Einer der drei deutschen Schauspieler*innen verkörpert in einer besonders bedrückenden Szene ganz allein ein männerdominiertes System aus Angst, Erpressung und Zudringlichkeit und muss dafür noch nicht einmal seinen rollenden Bürostuhl verlassen. Das gelingt aber nur, weil die russische Performerin Evgenia Borzykh sein Gegenüber ist. Sie besetzt das Zentrum des Abends und kann all das spielen: was es bedeutet, mutig zu leben, wenn dieser Mut einen das Leben kosten kann. Und was es bedeuteten würde, aufzugeben: den Mut und damit auch das Land, das sie trotz allem liebt. Eine (russische) Perspektive, die im Exiltheater dieser Tage selten beleuchtet wird.

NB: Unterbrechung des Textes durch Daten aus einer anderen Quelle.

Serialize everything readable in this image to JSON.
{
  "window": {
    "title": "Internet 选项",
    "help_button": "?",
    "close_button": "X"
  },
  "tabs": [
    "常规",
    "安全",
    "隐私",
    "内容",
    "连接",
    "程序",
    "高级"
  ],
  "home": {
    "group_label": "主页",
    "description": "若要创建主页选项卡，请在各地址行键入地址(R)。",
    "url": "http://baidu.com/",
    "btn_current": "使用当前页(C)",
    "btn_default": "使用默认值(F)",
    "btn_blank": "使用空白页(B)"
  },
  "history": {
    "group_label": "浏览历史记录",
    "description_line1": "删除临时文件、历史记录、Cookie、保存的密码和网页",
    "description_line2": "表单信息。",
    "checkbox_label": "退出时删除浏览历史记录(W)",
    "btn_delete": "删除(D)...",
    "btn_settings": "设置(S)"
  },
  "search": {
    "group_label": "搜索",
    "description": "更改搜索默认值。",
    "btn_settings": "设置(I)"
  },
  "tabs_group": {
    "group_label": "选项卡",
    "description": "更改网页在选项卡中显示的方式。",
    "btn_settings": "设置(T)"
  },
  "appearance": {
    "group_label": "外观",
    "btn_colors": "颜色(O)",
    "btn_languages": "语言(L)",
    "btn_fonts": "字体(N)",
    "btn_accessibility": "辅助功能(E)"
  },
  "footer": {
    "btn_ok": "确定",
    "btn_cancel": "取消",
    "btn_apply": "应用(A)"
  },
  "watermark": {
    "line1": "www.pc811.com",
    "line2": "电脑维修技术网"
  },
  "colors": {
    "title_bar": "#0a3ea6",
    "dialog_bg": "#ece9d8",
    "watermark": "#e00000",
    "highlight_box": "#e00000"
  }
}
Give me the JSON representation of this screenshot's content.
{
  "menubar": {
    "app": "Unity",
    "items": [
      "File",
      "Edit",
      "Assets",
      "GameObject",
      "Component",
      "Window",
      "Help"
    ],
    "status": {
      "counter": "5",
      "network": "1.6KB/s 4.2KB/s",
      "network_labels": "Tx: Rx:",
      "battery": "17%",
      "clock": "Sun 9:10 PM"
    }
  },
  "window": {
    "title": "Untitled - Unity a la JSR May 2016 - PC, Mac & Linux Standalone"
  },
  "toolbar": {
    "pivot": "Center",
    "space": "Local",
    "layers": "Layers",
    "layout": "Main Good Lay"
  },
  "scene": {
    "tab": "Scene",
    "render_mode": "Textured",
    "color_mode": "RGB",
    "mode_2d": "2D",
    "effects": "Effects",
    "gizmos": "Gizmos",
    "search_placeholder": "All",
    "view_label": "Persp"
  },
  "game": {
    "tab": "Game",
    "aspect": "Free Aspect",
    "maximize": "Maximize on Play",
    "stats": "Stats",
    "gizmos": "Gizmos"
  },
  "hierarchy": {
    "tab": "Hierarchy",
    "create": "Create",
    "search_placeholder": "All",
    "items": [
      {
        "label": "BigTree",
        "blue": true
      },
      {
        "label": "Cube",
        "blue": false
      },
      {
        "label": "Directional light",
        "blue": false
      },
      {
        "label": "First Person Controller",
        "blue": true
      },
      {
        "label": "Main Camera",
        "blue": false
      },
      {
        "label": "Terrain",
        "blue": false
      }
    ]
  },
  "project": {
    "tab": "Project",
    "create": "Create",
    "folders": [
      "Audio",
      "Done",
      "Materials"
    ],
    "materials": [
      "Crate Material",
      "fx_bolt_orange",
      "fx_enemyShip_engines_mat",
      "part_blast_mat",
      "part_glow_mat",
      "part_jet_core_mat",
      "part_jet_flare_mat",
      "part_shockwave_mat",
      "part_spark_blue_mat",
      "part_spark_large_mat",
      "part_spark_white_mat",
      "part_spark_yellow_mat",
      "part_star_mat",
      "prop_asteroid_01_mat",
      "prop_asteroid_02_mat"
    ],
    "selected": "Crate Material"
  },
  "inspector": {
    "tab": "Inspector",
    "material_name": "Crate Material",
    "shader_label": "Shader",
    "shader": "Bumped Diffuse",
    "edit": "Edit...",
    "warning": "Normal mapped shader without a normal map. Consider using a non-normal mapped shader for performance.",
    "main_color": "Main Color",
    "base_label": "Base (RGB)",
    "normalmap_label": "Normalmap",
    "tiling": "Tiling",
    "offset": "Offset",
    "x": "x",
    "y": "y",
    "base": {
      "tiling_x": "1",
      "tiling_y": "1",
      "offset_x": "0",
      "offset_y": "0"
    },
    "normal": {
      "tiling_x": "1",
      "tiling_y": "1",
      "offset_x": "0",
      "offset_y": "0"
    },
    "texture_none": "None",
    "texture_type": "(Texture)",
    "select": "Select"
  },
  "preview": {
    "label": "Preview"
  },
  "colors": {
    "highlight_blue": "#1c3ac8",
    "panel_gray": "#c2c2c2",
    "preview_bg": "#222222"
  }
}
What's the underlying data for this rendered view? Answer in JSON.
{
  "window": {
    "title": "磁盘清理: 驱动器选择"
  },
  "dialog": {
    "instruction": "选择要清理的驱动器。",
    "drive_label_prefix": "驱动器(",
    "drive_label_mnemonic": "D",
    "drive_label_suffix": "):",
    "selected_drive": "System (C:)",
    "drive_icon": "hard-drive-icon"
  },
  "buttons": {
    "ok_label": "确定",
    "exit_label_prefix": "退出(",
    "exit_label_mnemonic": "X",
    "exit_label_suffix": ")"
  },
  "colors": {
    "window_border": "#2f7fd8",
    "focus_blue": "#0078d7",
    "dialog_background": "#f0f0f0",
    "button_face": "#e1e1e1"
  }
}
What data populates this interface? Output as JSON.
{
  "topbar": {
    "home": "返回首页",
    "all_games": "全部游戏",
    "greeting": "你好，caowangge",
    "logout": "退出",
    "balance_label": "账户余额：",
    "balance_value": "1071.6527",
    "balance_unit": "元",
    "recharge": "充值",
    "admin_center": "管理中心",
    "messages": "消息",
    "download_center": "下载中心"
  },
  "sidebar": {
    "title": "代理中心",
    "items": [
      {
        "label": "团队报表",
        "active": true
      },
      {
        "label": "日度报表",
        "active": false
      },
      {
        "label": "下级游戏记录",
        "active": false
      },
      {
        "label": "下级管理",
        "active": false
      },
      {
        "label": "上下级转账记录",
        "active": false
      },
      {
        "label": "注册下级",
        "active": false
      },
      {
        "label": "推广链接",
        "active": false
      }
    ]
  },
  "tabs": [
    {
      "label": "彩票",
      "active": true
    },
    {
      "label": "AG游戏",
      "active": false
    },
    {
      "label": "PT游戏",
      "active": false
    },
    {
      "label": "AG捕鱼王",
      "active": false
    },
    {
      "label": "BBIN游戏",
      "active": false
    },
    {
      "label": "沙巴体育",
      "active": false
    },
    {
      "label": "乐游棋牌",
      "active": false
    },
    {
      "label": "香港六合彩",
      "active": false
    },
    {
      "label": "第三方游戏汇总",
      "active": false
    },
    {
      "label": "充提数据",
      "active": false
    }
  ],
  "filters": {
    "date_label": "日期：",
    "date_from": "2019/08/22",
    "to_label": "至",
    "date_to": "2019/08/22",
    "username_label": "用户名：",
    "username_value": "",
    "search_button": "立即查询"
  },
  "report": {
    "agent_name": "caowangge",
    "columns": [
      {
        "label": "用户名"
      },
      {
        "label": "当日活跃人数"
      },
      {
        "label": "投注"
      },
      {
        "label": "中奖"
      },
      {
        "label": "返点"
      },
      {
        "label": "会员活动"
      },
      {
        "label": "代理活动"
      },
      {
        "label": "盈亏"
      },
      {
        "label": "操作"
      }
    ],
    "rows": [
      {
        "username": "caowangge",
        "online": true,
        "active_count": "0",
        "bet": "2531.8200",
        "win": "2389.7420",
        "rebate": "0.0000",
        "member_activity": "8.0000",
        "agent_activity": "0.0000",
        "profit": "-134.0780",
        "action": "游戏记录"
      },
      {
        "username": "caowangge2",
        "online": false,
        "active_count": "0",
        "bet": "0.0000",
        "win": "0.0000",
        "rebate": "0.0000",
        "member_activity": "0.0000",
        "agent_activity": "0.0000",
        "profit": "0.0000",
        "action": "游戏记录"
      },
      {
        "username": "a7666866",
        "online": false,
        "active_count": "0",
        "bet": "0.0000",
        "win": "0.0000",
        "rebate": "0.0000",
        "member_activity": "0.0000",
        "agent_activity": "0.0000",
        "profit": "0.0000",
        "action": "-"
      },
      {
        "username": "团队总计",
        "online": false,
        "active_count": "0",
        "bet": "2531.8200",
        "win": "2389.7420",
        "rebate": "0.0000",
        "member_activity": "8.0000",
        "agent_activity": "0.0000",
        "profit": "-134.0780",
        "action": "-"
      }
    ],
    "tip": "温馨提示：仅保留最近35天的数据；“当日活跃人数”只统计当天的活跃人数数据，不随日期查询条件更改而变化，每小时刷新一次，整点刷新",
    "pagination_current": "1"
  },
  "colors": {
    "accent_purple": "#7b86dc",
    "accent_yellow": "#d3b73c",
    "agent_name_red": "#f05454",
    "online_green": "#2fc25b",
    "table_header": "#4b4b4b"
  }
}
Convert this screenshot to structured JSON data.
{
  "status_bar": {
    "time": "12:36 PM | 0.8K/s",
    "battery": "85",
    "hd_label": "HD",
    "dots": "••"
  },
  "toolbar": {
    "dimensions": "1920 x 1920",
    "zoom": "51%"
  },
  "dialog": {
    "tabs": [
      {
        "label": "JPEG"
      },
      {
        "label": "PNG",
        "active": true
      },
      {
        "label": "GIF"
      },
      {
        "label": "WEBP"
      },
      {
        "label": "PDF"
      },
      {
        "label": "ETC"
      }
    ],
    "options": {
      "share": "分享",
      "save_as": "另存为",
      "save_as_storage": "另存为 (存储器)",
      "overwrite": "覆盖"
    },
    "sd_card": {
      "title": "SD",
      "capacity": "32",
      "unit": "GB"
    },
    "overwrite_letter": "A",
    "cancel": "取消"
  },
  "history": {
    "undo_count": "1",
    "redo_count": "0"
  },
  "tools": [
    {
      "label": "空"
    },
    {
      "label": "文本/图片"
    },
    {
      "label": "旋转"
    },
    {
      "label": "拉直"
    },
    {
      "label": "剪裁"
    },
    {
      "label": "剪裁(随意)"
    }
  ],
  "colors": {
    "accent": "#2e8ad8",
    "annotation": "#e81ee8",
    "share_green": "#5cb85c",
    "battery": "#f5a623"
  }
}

Im Taiwan-Schwerpunkt steht dann wieder ein bedrohtes, kaum irgendwo als unabhängig von China anerkanntes Land im Fokus. Im Bauhaus-Museum ist Ivan Lius Installation „Echoes of the Land“ zu sehen, die die Empfindlichkeit des komplexen seismischen Systems der Erde für die Eingriffe des Menschen erfahrbar macht und die Grenze zwischen Naturwissenschaft und Kunst überbrückt. Der „Focasa Circus“ aus Taipeh dagegen malt mit den Mitteln des Tanzes und der Akrobatik ein melancholisches Porträt einer Gruppe von Freunden für alle Generationen. Die Tradition des Nouveau Cirque ist in Taiwan noch jung und das deutsch-taiwanesische Choreograf*innen-Duo „Peculiar Man“ ist vom Tanztheater Pina Bauschs geprägt. So wartet die fünfköpfige Zirkus-Boygroup nicht mit halsbrecherischen Hochglanznummern auf, sondern zeigt sich langsam entwickelnde Situationen mit Vorgeschichte, die von Einsamkeit und Zugehörigkeit handeln. Handstand-Artistik und Jonglage, Cyr-, Kampf- und andere Nummern passieren hier fast nebenbei und haben sich den Charme von Kinderspielen bewahrt. Schön!